Mirek zaczyna wyrywać mi się z rąk, więc puszczam go wolno. Gapisz się na niego jak na dziwadło z cyrku, co doprowadza mnie do szału.
– To bardzo krzywdzące, mówić o kimś, że jest nieprawdziwy, tylko dlatego, bo nie żyje – tłumaczę Jackowi. – Takie rzeczy się zdarzają.
Mój mały braciszek dopada twoich nóg.
– Agumetocki – mówi, patrząc na kulę, na której opierasz wiotkie ciało. Unosisz stopę, której dotyka mój brat i wiem, że czujesz go tak, jakby był żywy. Ale mój argument nie trafia do ciebie.
Koniec dyskusji. Gdybym miała więcej czasu, może wytłumaczyłabym ci Mirka lepiej, może byś nas zrozumiał. Przykro mi. Ale nie zdążam, bo nagle słyszymy coś nowego.
Z sufitu dobiegają drobne, szklane stuknięcia. Obcasy. Trzask drzwi. Ktoś zapala światło na schodach. Stuk, stuk, stuk. Każdy stopień zostaje naznaczony uderzeniem szpilki. Chwytam braciszka i pokazuję ci, byś wślizgnął się za piec.
– Jacek, chodź tu!
Kucamy w kurzu i drewkach. Drzwiczki, przez które się przeciskamy, wracają na miejsce ze zgrzytem i boję się, że narobiły za dużo hałasu. Ciężkie zapadki wchodzą na swoje miejsce i wiem już, że nic ich nie ruszy. Jesteśmy bezpieczni.
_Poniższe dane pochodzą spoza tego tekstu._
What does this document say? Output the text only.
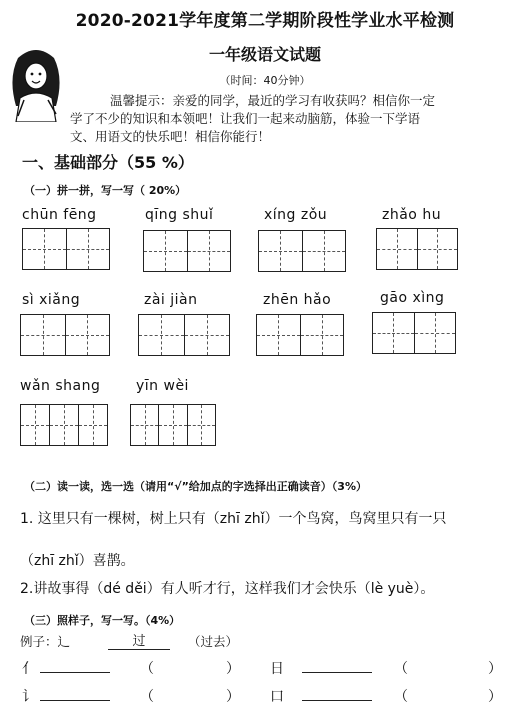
2020-2021学年度第二学期阶段性学业水平检测
一年级语文试题
（时间：40分钟）
温馨提示：亲爱的同学，最近的学习有收获吗？相信你一定
学了不少的知识和本领吧！让我们一起来动脑筋，体验一下学语
文、用语文的快乐吧！相信你能行！
一、基础部分（55 %）
（一）拼一拼，写一写（ 20%）
chūn fēng	qīng shuǐ	xíng zǒu	zhǎo hu
sì xiǎng	zài jiàn	zhēn hǎo	gāo xìng
wǎn shang	yīn wèi
（二）读一读，选一选（请用“√”给加点的字选择出正确读音）（3%）
1. 这里只有一棵树，树上只有（zhī zhǐ）一个鸟窝，鸟窝里只有一只
（zhī zhǐ）喜鹊。
2.讲故事得（dé děi）有人听才行，这样我们才会快乐（lè yuè）。
（三）照样子，写一写。（4%）
例子：辶	过	（过去）
亻	（	） 日	（	）
讠	（	） 口	（	）
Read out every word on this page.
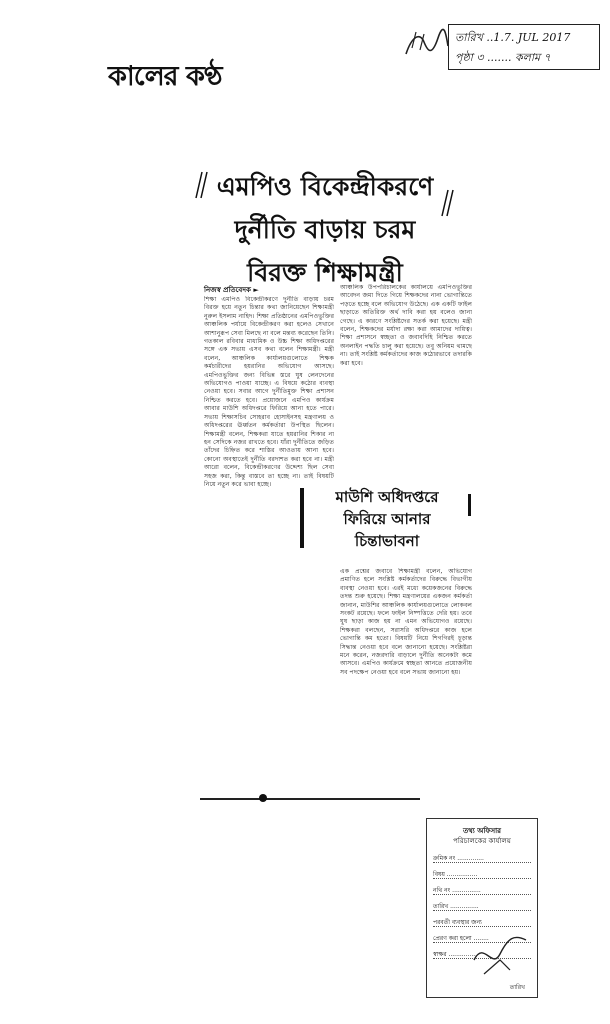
তারিখ ..1.7. JUL 2017
পৃষ্ঠা ৩ ....... কলাম ৭
কালের কণ্ঠ
এমপিও বিকেন্দ্রীকরণে
দুর্নীতি বাড়ায় চরম
বিরক্ত শিক্ষামন্ত্রী
নিজস্ব প্রতিবেদক ►
শিক্ষা এমপিও বিকেন্দ্রীকরণে দুর্নীতি বাড়ায় চরম বিরক্ত হয়ে নতুন চিন্তার কথা জানিয়েছেন শিক্ষামন্ত্রী নুরুল ইসলাম নাহিদ। শিক্ষা প্রতিষ্ঠানের এমপিওভুক্তির আঞ্চলিক পর্যায়ে বিকেন্দ্রীকরণ করা হলেও সেখানে আশানুরূপ সেবা মিলছে না বলে মন্তব্য করেছেন তিনি। গতকাল রবিবার মাধ্যমিক ও উচ্চ শিক্ষা অধিদপ্তরের সঙ্গে এক সভায় এসব কথা বলেন শিক্ষামন্ত্রী। মন্ত্রী বলেন, আঞ্চলিক কার্যালয়গুলোতে শিক্ষক কর্মচারীদের হয়রানির অভিযোগ আসছে। এমপিওভুক্তির জন্য বিভিন্ন স্তরে ঘুষ লেনদেনের অভিযোগও পাওয়া যাচ্ছে। এ বিষয়ে কঠোর ব্যবস্থা নেওয়া হবে। সবার আগে দুর্নীতিমুক্ত শিক্ষা প্রশাসন নিশ্চিত করতে হবে। প্রয়োজনে এমপিও কার্যক্রম আবার মাউশি অধিদপ্তরে ফিরিয়ে আনা হতে পারে। সভায় শিক্ষাসচিব সোহরাব হোসাইনসহ মন্ত্রণালয় ও অধিদপ্তরের ঊর্ধ্বতন কর্মকর্তারা উপস্থিত ছিলেন। শিক্ষামন্ত্রী বলেন, শিক্ষকরা যাতে হয়রানির শিকার না হন সেদিকে নজর রাখতে হবে। যাঁরা দুর্নীতিতে জড়িত তাঁদের চিহ্নিত করে শাস্তির আওতায় আনা হবে। কোনো অবস্থাতেই দুর্নীতি বরদাশত করা হবে না। মন্ত্রী আরো বলেন, বিকেন্দ্রীকরণের উদ্দেশ্য ছিল সেবা সহজ করা, কিন্তু বাস্তবে তা হচ্ছে না। তাই বিষয়টি নিয়ে নতুন করে ভাবা হচ্ছে।
আঞ্চলিক উপপরিচালকের কার্যালয়ে এমপিওভুক্তির আবেদন জমা দিতে গিয়ে শিক্ষকদের নানা ভোগান্তিতে পড়তে হচ্ছে বলে অভিযোগ উঠেছে। এক একটি ফাইল ছাড়াতে অতিরিক্ত অর্থ দাবি করা হয় বলেও জানা গেছে। এ কারণে সংশ্লিষ্টদের সতর্ক করা হয়েছে। মন্ত্রী বলেন, শিক্ষকদের মর্যাদা রক্ষা করা আমাদের দায়িত্ব। শিক্ষা প্রশাসনে স্বচ্ছতা ও জবাবদিহি নিশ্চিত করতে অনলাইন পদ্ধতি চালু করা হয়েছে। তবু অনিয়ম থামছে না। তাই সংশ্লিষ্ট কর্মকর্তাদের কাজ কঠোরভাবে তদারকি করা হবে।
এক প্রশ্নের জবাবে শিক্ষামন্ত্রী বলেন, অভিযোগ প্রমাণিত হলে সংশ্লিষ্ট কর্মকর্তাদের বিরুদ্ধে বিভাগীয় ব্যবস্থা নেওয়া হবে। এরই মধ্যে কয়েকজনের বিরুদ্ধে তদন্ত শুরু হয়েছে। শিক্ষা মন্ত্রণালয়ের একজন কর্মকর্তা জানান, মাউশির আঞ্চলিক কার্যালয়গুলোতে লোকবল সংকট রয়েছে। ফলে ফাইল নিষ্পত্তিতে দেরি হয়। তবে ঘুষ ছাড়া কাজ হয় না এমন অভিযোগও রয়েছে। শিক্ষকরা বলছেন, সরাসরি অধিদপ্তরে কাজ হলে ভোগান্তি কম হতো। বিষয়টি নিয়ে শিগগিরই চূড়ান্ত সিদ্ধান্ত নেওয়া হবে বলে জানানো হয়েছে। সংশ্লিষ্টরা মনে করেন, নজরদারি বাড়ালে দুর্নীতি অনেকটা কমে আসবে। এমপিও কার্যক্রমে স্বচ্ছতা আনতে প্রয়োজনীয় সব পদক্ষেপ নেওয়া হবে বলে সভায় জানানো হয়।
মাউশি অধিদপ্তরে
ফিরিয়ে আনার
চিন্তাভাবনা
তথ্য অফিসার
পরিচালকের কার্যালয়
ক্রমিক নং ..............
বিষয় ................
নথি নং ...............
তারিখ ...............
পরবর্তী ব্যবস্থার জন্য
প্রেরণ করা হলো ........
স্বাক্ষর ...............
তারিখ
Mirek milczy; z rozchylonych ust nie wydobywa się żaden dźwięk. Przytulam go, by dodać mu otuchy.
Kładziesz kulę na ziemi. Metal uderza o podłogę z cichym kliknięciem. Modlę się, by tego nie usłyszała. Wychylasz się, by coś zobaczyć. Właścicielka obcasów kręci się po piwnicy, przesuwa szpargały, dotyka pieca. Przez szpary w ścianie dostrzegam czerwony szal. Aniele boży, stróżu mój, recytuję w myślach. Spraw, by mama nas nie znalazła.
Wreszcie, gdy mija wieczność, kroki oddalają się. Stuk, stuk, stuk, trzaśnięcie drzwiami. Znów jesteśmy sami.
– Moja mama nie jest taka jak twoja. Nie może nas znaleźć – wyjaśniam Jackowi. – Musisz zawsze się przed nią chować, bo inaczej mogłaby zrobić nam coś złego.
– Co mogłaby zrobić? – pytasz, ale nie potrafię ci odpowiedzieć.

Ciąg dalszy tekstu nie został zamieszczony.